CBS News political correspondent Jan Crawford reports on how Republican presidential candidates are struggling to get the attention that Sarah Palin gets.

Thousands of workers face layoffs, road construction is at a standstill and state parks have closed in Minnesota after the state shut down Thursday night because of a political stalemate over the budget. But former Minnesota Gov. Tim Pawlenty, now a Republican presidential candidate, said the government shutdown could ultimately have a positive impact.

"There's going to be a variety of near-term impacts but the the longer-term goal is most important here," Pawlenty said, referring to government living within its means, KSTP reports.

Pawlenty was governor of Minnesota for eight years until his second term ended in January. In 2005, he presided over a nine-day shutdown, but he speculated last night that the state could have benefited from a longer shutdown.

"I think we would've gotten a better deal had we allowed that to continue for a while," he said from the Minneapolis-St. Paul International airport. To end the shutdown, Pawlenty in 2005 signed a budget deal that included a cigarette tax, or "health impact fee."

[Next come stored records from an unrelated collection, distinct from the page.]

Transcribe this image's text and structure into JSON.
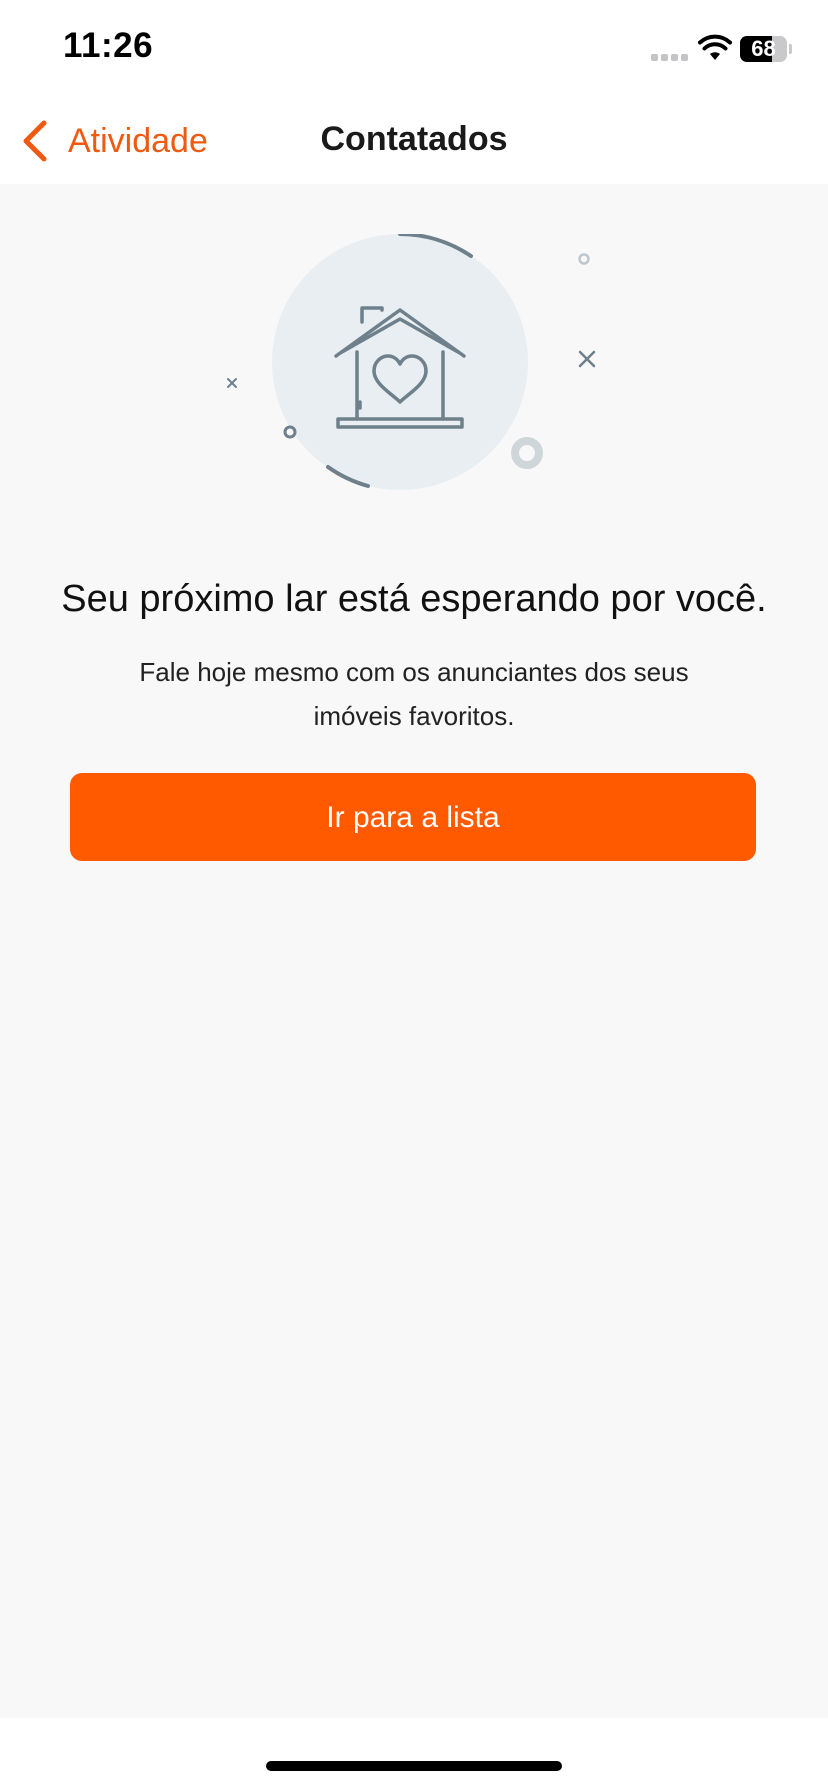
{
  "status_bar": {
    "time": "11:26",
    "battery_level": "68",
    "battery_fraction": 0.68,
    "icons": [
      "cellular-signal-icon",
      "wifi-icon",
      "battery-icon"
    ]
  },
  "nav": {
    "back_label": "Atividade",
    "back_icon": "chevron-left-icon",
    "title": "Contatados"
  },
  "empty_state": {
    "illustration_icon": "house-heart-icon",
    "headline": "Seu próximo lar está esperando por você.",
    "description": "Fale hoje mesmo com os anunciantes dos seus imóveis favoritos.",
    "button_label": "Ir para a lista"
  },
  "colors": {
    "accent": "#ff5a00",
    "nav_accent": "#ef5a12",
    "background": "#f8f8f8",
    "illustration_circle": "#e8eef1",
    "illustration_stroke": "#6e808b"
  }
}
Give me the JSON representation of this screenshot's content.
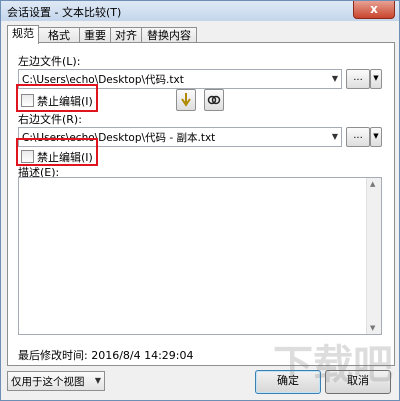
{
  "window": {
    "title": "会话设置 - 文本比较(T)",
    "close_symbol": "x"
  },
  "tabs": [
    {
      "label": "规范",
      "active": true
    },
    {
      "label": "格式",
      "active": false
    },
    {
      "label": "重要",
      "active": false
    },
    {
      "label": "对齐",
      "active": false
    },
    {
      "label": "替换内容",
      "active": false
    }
  ],
  "left_file": {
    "label": "左边文件(L):",
    "value": "C:\\Users\\echo\\Desktop\\代码.txt",
    "browse_label": "...",
    "lock_label": "禁止编辑(I)",
    "lock_checked": false
  },
  "right_file": {
    "label": "右边文件(R):",
    "value": "C:\\Users\\echo\\Desktop\\代码 - 副本.txt",
    "browse_label": "...",
    "lock_label": "禁止编辑(I)",
    "lock_checked": false
  },
  "description": {
    "label": "描述(E):",
    "value": ""
  },
  "modified": {
    "text": "最后修改时间: 2016/8/4 14:29:04"
  },
  "footer": {
    "scope_select": "仅用于这个视图",
    "ok_label": "确定",
    "cancel_label": "取消"
  },
  "watermark": {
    "text": "下载吧"
  },
  "colors": {
    "highlight_box": "#e0141e",
    "window_border": "#6d8fb5",
    "close_button": "#c9452d"
  }
}
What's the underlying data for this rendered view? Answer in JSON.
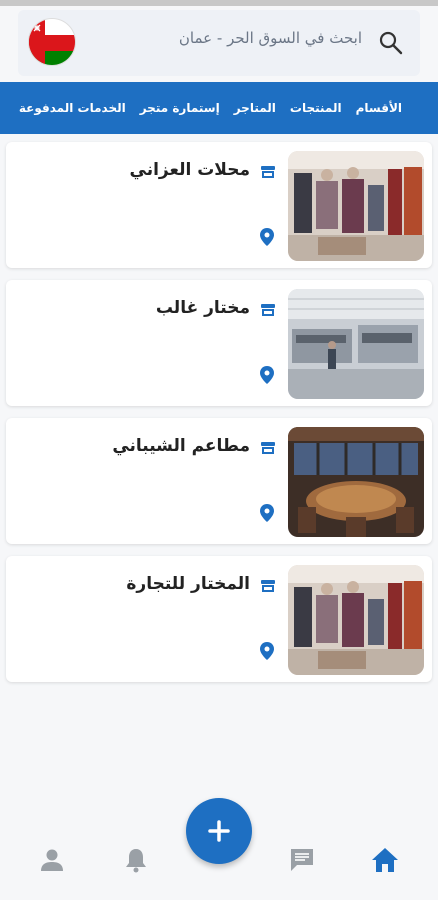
{
  "search": {
    "placeholder": "ابحث في السوق الحر - عمان",
    "icon": "search-icon"
  },
  "flag": {
    "icon": "oman-flag-icon"
  },
  "nav": {
    "items": [
      "الأقسام",
      "المنتجات",
      "المتاجر",
      "إستمارة متجر",
      "الخدمات المدفوعة"
    ]
  },
  "stores": [
    {
      "title": "محلات العزاني",
      "image": "clothing-store-photo"
    },
    {
      "title": "مختار غالب",
      "image": "factory-photo"
    },
    {
      "title": "مطاعم الشيباني",
      "image": "restaurant-photo"
    },
    {
      "title": "المختار للتجارة",
      "image": "clothing-store-photo"
    }
  ],
  "bottom_nav": {
    "items": [
      "home-icon",
      "chat-icon",
      "add-icon",
      "notifications-icon",
      "profile-icon"
    ]
  },
  "colors": {
    "primary": "#1e6fc2",
    "card_icon": "#1e6fc2",
    "inactive_icon": "#9aa0a6"
  }
}
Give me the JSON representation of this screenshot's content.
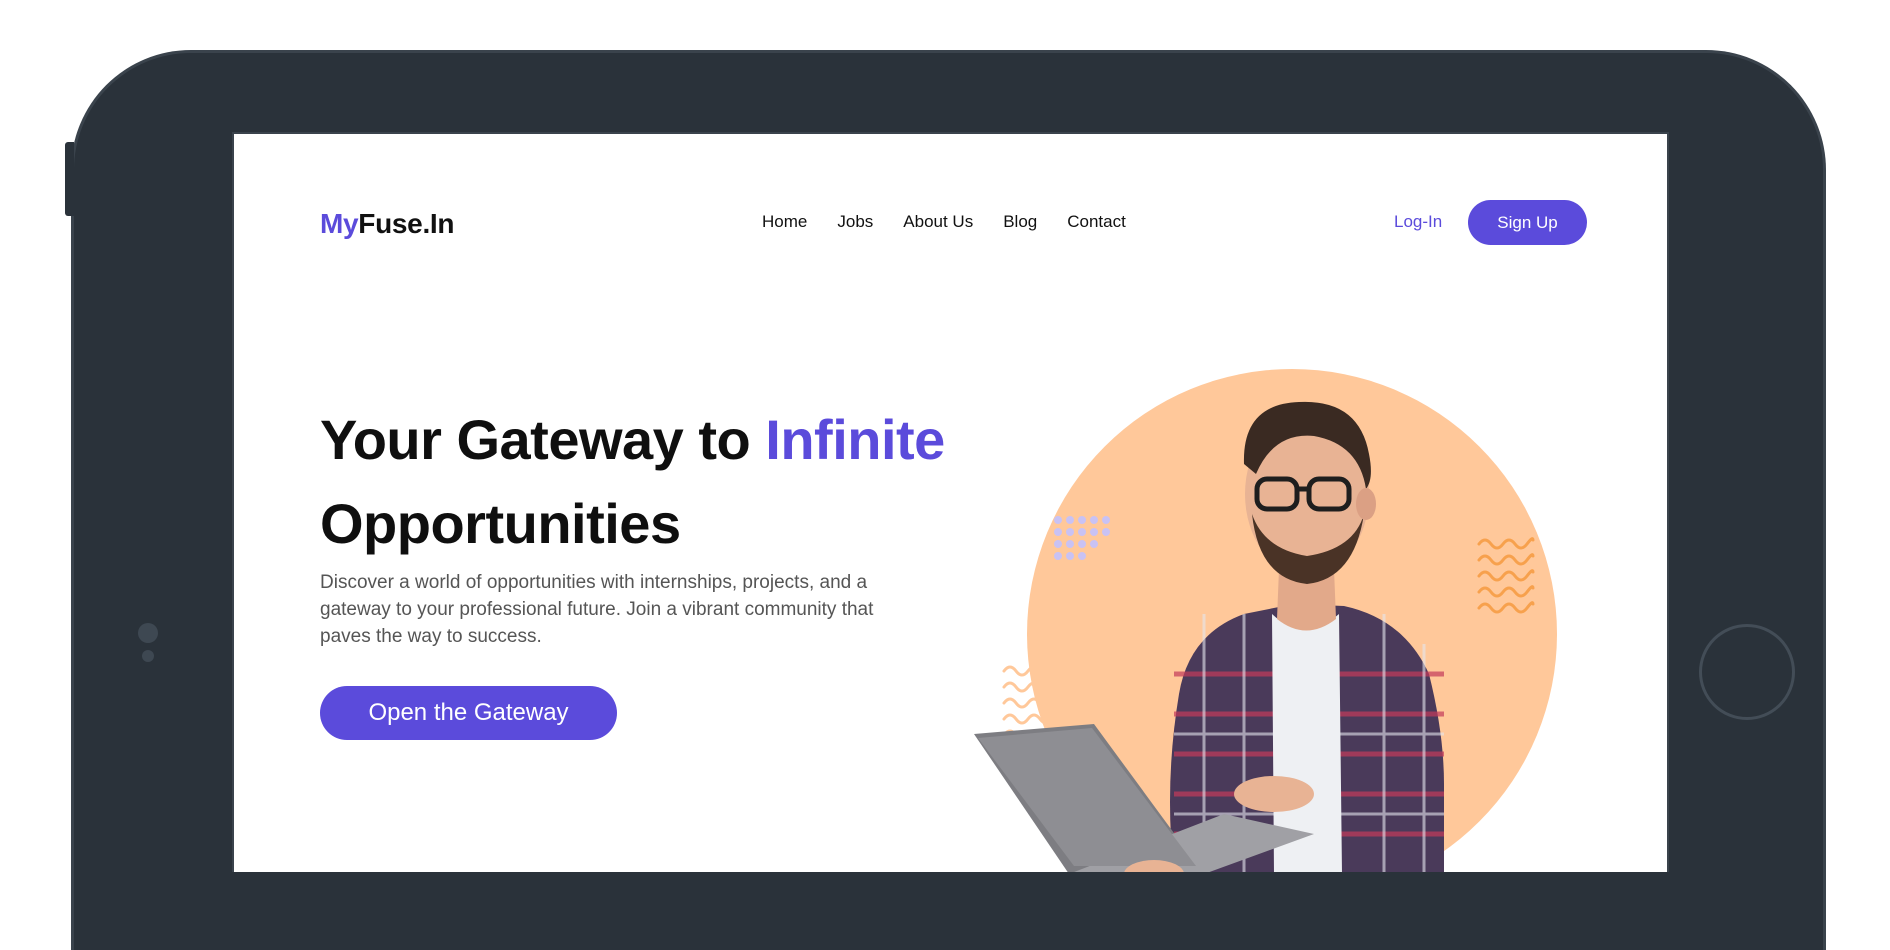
{
  "brand": {
    "logo_prefix": "My",
    "logo_suffix": "Fuse.In"
  },
  "nav": {
    "items": [
      "Home",
      "Jobs",
      "About Us",
      "Blog",
      "Contact"
    ]
  },
  "auth": {
    "login_label": "Log-In",
    "signup_label": "Sign Up"
  },
  "hero": {
    "title_part1": "Your Gateway to ",
    "title_accent": "Infinite",
    "title_part2": "Opportunities",
    "description": "Discover a world of opportunities with internships, projects, and a gateway to your professional future. Join a vibrant community that paves the way to success.",
    "cta_label": "Open the Gateway"
  },
  "colors": {
    "accent": "#5b4bdb",
    "frame": "#2a323a",
    "circle": "#ffc89a",
    "wave": "#f7a14d",
    "dots": "#c9c2f4"
  },
  "icons": {
    "illustration": "man-with-laptop",
    "decor": [
      "dot-grid-icon",
      "wave-pattern-icon"
    ]
  }
}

Pawlenty blamed Democrats for both the current shutdown and the 2005 shutdown, the Minneapolis Star Tribune reports. "The equivalence is this -- both in '05 and now, you had Democrats demanding that we raise taxes and raise spending," he said.

Current Democratic Gov. Mark Dayton and Republican legislative leaders started the year facing a $5 billion deficit that economists said Pawlenty left behind. But the former GOP governor said the $5 billion was a "projected deficit," the Star Tribune reports, and had he remained governor, he would have eliminated the spending that led to the deficit.

Current Republicans in the state legislature have called for spending cuts, including deeper reductions in health and welfare spending. Dayton, by contrast, wants to cut the deficit by raising taxes on couples earning more than $300,000 and individuals making more than $180,000. Dayton and some moderate Republicans have said they are open to compromise solutions like eliminating tax breaks or authorizing a casino.